The U.S. House late yesterday passed a bill averting spending cuts and tax gains that had threatened an economic recovery. The law, already approved by the Senate, includes an extension of the Production Tax Credit, which pays wind-farm owners 2.2 cents for every kilowatt-hour of power they produce.
“Now we can continue to provide America with more clean, affordable, home-grown energy, and keep growing a new manufacturing sector that’s now making nearly 70 percent of our wind turbines in the U.S.,” Rob Gramlich, interim chief executive officer of the American Wind Energy Association, said today in an e-mailed statement.
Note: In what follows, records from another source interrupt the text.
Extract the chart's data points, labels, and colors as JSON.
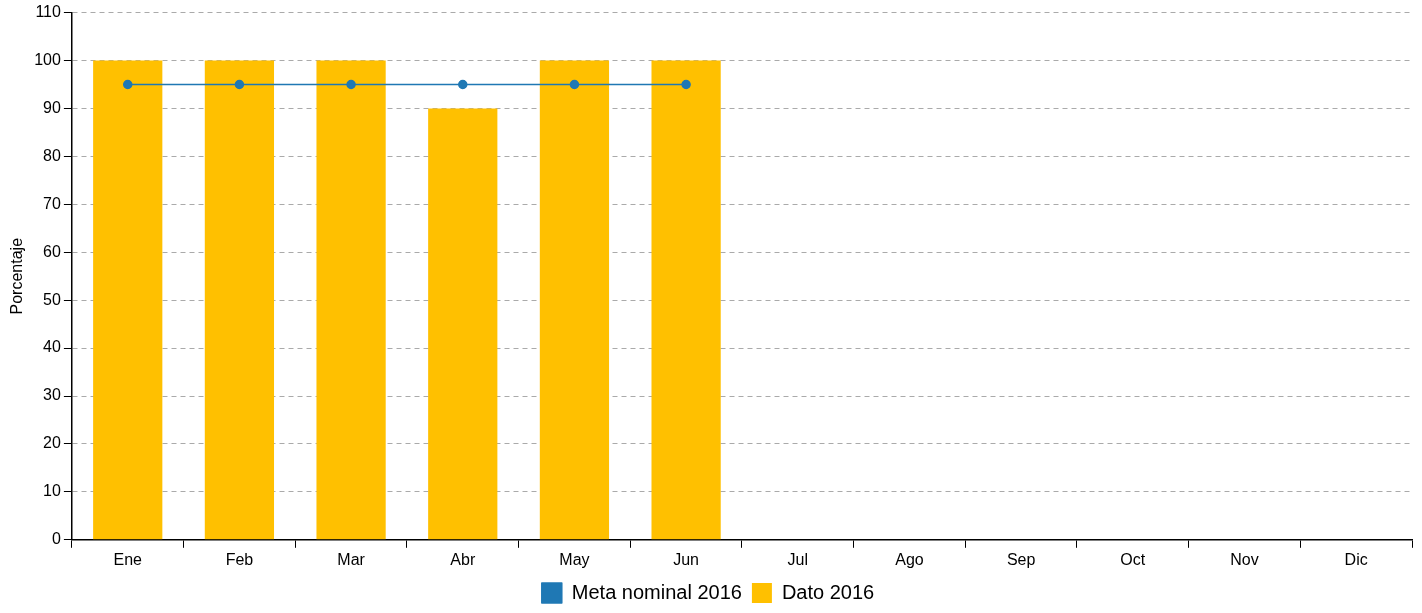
{
  "chart_data": {
    "type": "bar",
    "ylabel": "Porcentaje",
    "categories": [
      "Ene",
      "Feb",
      "Mar",
      "Abr",
      "May",
      "Jun",
      "Jul",
      "Ago",
      "Sep",
      "Oct",
      "Nov",
      "Dic"
    ],
    "series": [
      {
        "name": "Meta nominal 2016",
        "type": "line",
        "color": "#1f78b4",
        "values": [
          95,
          95,
          95,
          95,
          95,
          95,
          null,
          null,
          null,
          null,
          null,
          null
        ]
      },
      {
        "name": "Dato 2016",
        "color": "#ffc000",
        "values": [
          100,
          100,
          100,
          90,
          100,
          100,
          null,
          null,
          null,
          null,
          null,
          null
        ]
      }
    ],
    "ylim": [
      0,
      110
    ],
    "yticks": [
      0,
      10,
      20,
      30,
      40,
      50,
      60,
      70,
      80,
      90,
      100,
      110
    ],
    "grid": "y",
    "legend": "bottom",
    "marker": "circle",
    "line_style": "solid"
  }
}
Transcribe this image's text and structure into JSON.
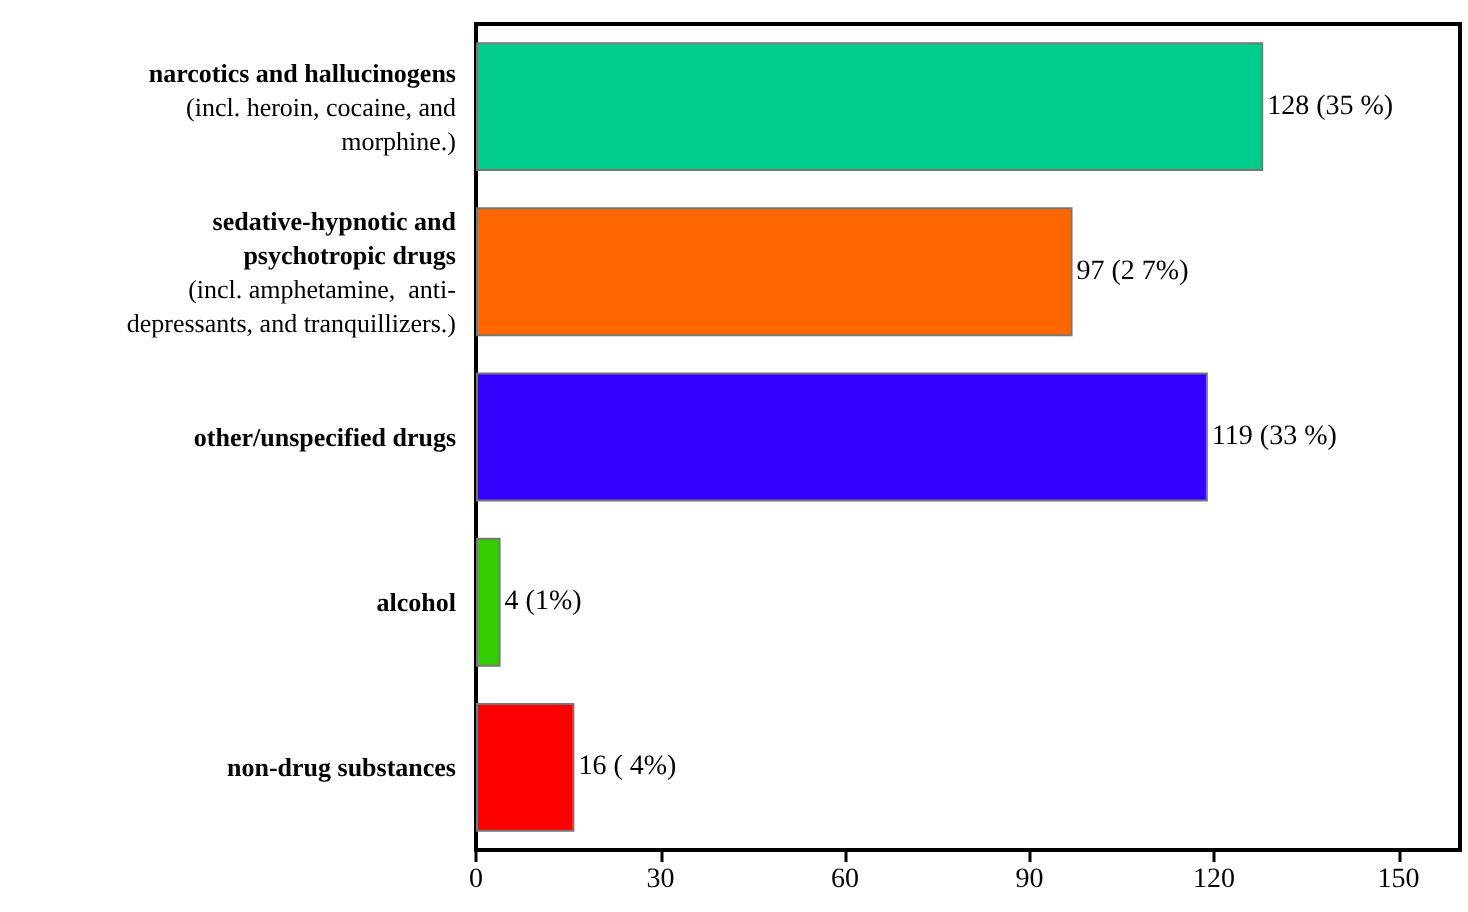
{
  "chart_data": {
    "type": "bar",
    "orientation": "horizontal",
    "categories": [
      "narcotics and hallucinogens\n(incl. heroin, cocaine, and\nmorphine.)",
      "sedative-hypnotic and\npsychotropic drugs\n(incl. amphetamine,  anti-\ndepressants, and tranquillizers.)",
      "other/unspecified drugs",
      "alcohol",
      "non-drug substances"
    ],
    "values": [
      128,
      97,
      119,
      4,
      16
    ],
    "colors": [
      "#00cc8e",
      "#ff6600",
      "#3300ff",
      "#33cc00",
      "#ff0000"
    ],
    "value_labels": [
      "128 (35 %)",
      "97 (2 7%)",
      "119 (33 %)",
      "4 (1%)",
      "16 ( 4%)"
    ],
    "xlim": [
      0,
      160
    ],
    "xticks": [
      0,
      30,
      60,
      90,
      120,
      150
    ],
    "grid": false
  }
}
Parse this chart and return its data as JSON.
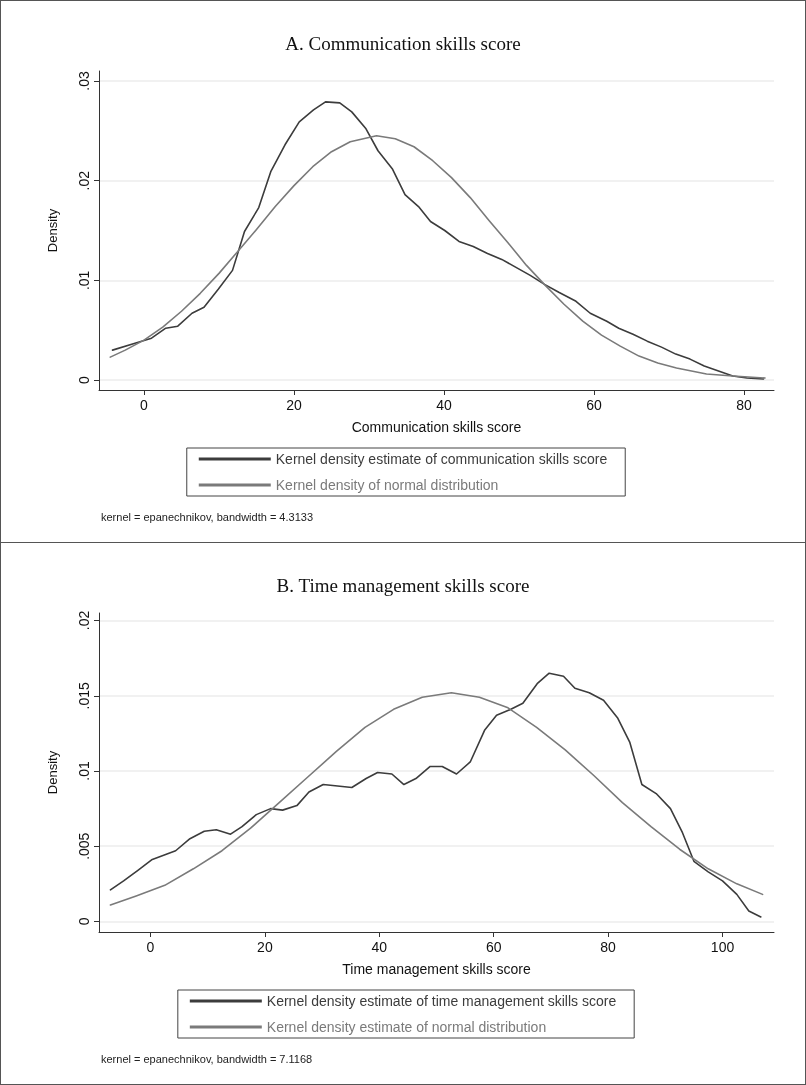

The tax break was extended until the end of this year, a move that the AWEA said may save as many as 37,000 jobs.
Vestas had already started preparing its U.S. factories for a slowdown in production in 2013 as the expiry of the tax credit loomed on Dec. 31, and had forecast a decline in global shipments to 5 gigawatts this year from 6.3 gigawatts. Last month, it cut working hours at factories in Colorado.
Nordex, a Hamburg-based turbine developer, had no growth in U.S. orders last year and is unsure what the extension will mean for business, Ralf Peters, a company spokesman, said by telephone, citing competition from cheap shale gas.
“It remains to be seen in which direction the pendulum will swing in 2013,” Peters said. “What’s clear is that the tax-credit extension adds weight to wind.”